Even geographers need ways to find what they need among the thousands of maps buried in map libraries and in journal articles. It is not enough to provide search by region and keyword. Studies of queries show that people often want to look for maps showing a certain location at a certain time period or with a subject theme. The difficulties in finding such maps are several. Maps in physical and digital collections often are organized by region. Multi-dimensional manual indexing is time-consuming and so many maps are not indexed. Further, maps in non-geographical publications are indexed rarely, making them essentially invisible.
In an attempt to solve actual problems, this dissertation research automatically indexes maps in published documents so that they become visible to searchers. The MapSearch prototype aggregates journal components to allow finer-grained searching of article content. MapSearch allows search by region, time, or theme as well as by keyword (http://scilsresx.rutgers.edu/∼gelern/maps/).
Automatic classification of maps is a multi-step process. A sample of 150 maps and the text (that becomes metadata) describing the maps have been copied from a random assortment of journal articles.
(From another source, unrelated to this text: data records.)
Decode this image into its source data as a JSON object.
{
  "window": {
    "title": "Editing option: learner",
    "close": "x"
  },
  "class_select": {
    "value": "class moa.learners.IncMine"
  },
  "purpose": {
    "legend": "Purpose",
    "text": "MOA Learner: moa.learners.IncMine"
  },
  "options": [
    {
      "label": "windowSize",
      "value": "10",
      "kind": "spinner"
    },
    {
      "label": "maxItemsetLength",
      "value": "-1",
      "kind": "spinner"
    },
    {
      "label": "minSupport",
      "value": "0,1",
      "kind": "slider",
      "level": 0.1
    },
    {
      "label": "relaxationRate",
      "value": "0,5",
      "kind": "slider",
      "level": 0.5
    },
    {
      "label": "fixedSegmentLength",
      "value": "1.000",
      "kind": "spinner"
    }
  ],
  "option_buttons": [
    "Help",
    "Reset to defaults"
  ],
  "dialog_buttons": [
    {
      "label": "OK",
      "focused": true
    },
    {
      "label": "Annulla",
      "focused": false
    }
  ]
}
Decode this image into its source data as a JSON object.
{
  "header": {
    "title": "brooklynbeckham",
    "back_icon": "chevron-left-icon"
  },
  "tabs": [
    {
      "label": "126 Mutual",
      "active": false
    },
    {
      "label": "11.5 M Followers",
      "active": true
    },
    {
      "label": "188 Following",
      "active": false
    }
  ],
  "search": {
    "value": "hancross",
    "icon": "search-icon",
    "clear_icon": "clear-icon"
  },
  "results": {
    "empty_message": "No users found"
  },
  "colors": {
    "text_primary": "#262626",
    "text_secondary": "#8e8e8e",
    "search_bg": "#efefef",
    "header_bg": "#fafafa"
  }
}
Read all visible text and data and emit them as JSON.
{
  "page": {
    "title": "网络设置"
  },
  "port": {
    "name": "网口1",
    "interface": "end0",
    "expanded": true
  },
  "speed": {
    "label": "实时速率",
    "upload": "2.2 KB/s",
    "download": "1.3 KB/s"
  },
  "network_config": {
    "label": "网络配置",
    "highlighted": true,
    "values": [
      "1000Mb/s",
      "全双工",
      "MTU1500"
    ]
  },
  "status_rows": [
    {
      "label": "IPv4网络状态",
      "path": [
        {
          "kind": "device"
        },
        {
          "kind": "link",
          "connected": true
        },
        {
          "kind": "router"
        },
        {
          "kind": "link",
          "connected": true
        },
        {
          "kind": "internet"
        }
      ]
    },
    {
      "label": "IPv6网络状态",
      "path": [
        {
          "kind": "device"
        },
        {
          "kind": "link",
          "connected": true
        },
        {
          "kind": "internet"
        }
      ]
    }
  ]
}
Experience taking metadata manually enabled the writing of instructions to mine data automatically; experience with manual classification allowed for writing algorithms that classify maps by region, time and theme automatically. That classification is supported by ontologies for region, time and theme that have been generated or adapted for the purpose and that allow what has been called intelligent search, or smart search. The 150 map training set was loaded into the MapSearch engine repeatedly, each time comparing automatically-assigned classification to manually-assigned classification. Analysis of computer misclassifications suggested whether the ontology or classification algorithm should be modified in order to improve classification accuracy. After repeated trials and analyses to improve the algorithms and ontologies, MapSearch was evaluated with a set of 55 previously unseen maps in a test set. Automated classification of the test set of maps was compared to the manual classification, with the assumption that the manual process provides the most accurate classification obtainable. Results showed an accuracy, or a correspondence between manual and automated classification, of 75% for region, 69% for time, and 84% for theme.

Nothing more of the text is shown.